You probably want to record submitted and completed jobs in a table, and possibly send an email on task completion using DBMS_MAIL or DBMS_SMTP as the jobs will execute in the background on the server.
This does not speed up any individual table extract, just allows different tables to be extracted in parallel.
To speed up the individual extract, I would change your code so that rather than extracting out all the columns using Method 4 dynamic SQL and then concatenating them in pl/sql, instead use ALL_TAB_COLUMNS to build up a version of l_query that returns the single concatenated string.

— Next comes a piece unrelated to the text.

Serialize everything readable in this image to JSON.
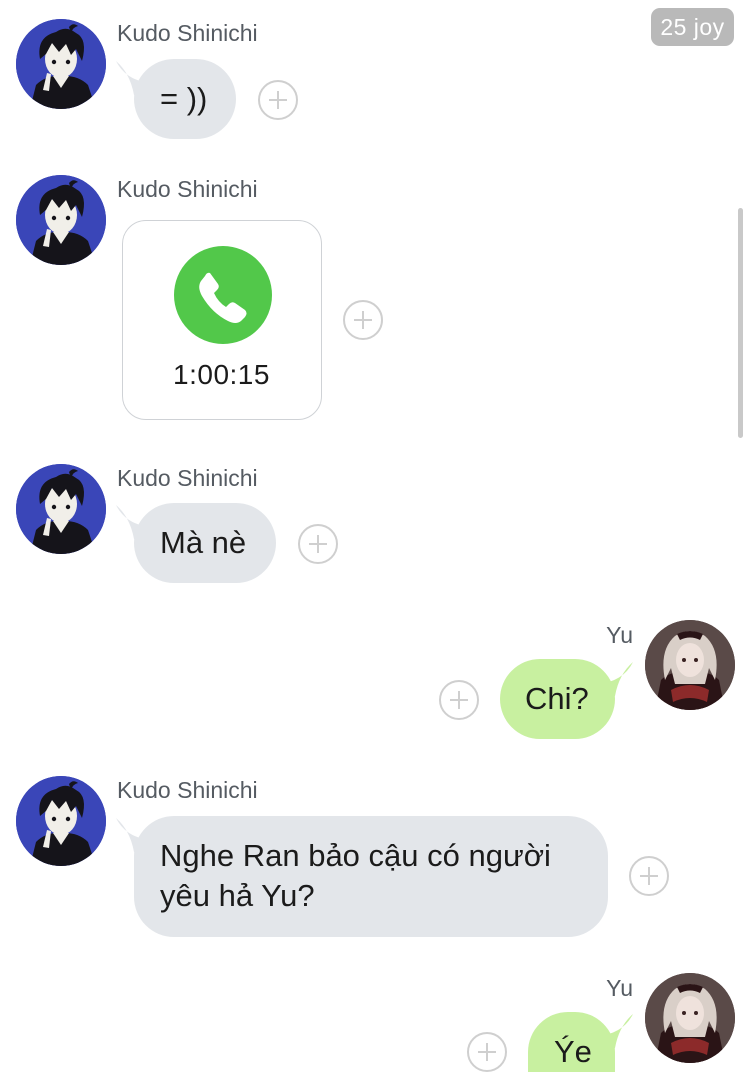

You should then be able to use the far simpler native dynamic SQL syntax to loop over a dynamic query, calling UTL_FILE for each row returned.
Alternatively . . . .
If you use SQL*Plus, you could do something like
SET HEADING OFF PAGES 0
SET COLSEP ","
SPOOL tablename.csv
SELECT * FROM tablename
SPOOL OFF
If you use a SQLPlus variables for tablename - &tablename - this would work for any table, and you could easily write another script driven by user_tables to call this script for each table you want to extract (either using shell scripting, or by writing SQLPlus that spools an output file and then calls the output file it spooled).
Upvotes: 0
Reputation: 132660
what other way can I process the extraction in one run without having to execute the procedure for each table?
You could automate the running of the current procedure as follows:
begin
for r in (select table_name from all_tables where owner = 'SCHEMA') loop
dump_table_to_csv
('schema.'||r.table_name, 'directory', r.table_name||'.csv');
end loop;
end;
Or you could re-write the procedure to be run as:
exec dump_schema_to_csvs ('schema', 'directory')
i.e. put the FOR loop from my first example inside the procedure.
Neither of these can be expected to run any faster than the current method though.
Upvotes: 1
Reputation: 2402
I'm going to guess that your performance hit comes from the row by row processing found here...
while ( dbms_sql.fetch_rows(l_theCursor) > 0 ) loop
l_separator := '';
for i in 1 .. l_colCnt loop
dbms_sql.column_value( l_theCursor, i, l_columnValue );
utl_file.put( l_output, l_separator || l_columnValue );
l_separator := ',';
end loop;
utl_file.new_line( l_output );
end loop;
I would encourage you to think about making this more set-based, it should increase the speed. A quick search on the old interwebs turned up this small blog posting. The author handles all his column seperation in a specific sql statement.
I understand if you want to leave this generic so that you can run through all of the tables. If that's the case, I would encourage you to think about using some scripting rather than just PLSQL. There's a few examples out there... here's a good starting point:
http://amardeepsidhu.com/blog/2007/06/16/spool-to-a-xls-excel-file/
http://amardeepsidhu.com/blog/2007/06/26/shell-script-to-spool-a-no-of-tables-into-xls-files/
... those both deal with exports to excel, but you can easily convert to csv.
Finally, if this is just an occasional one off thing, you might want to consider grabbing SQLDeveloper - with that (free) utility you can export any table from a simple right click menu.
Hope that helps...
Upvotes: 0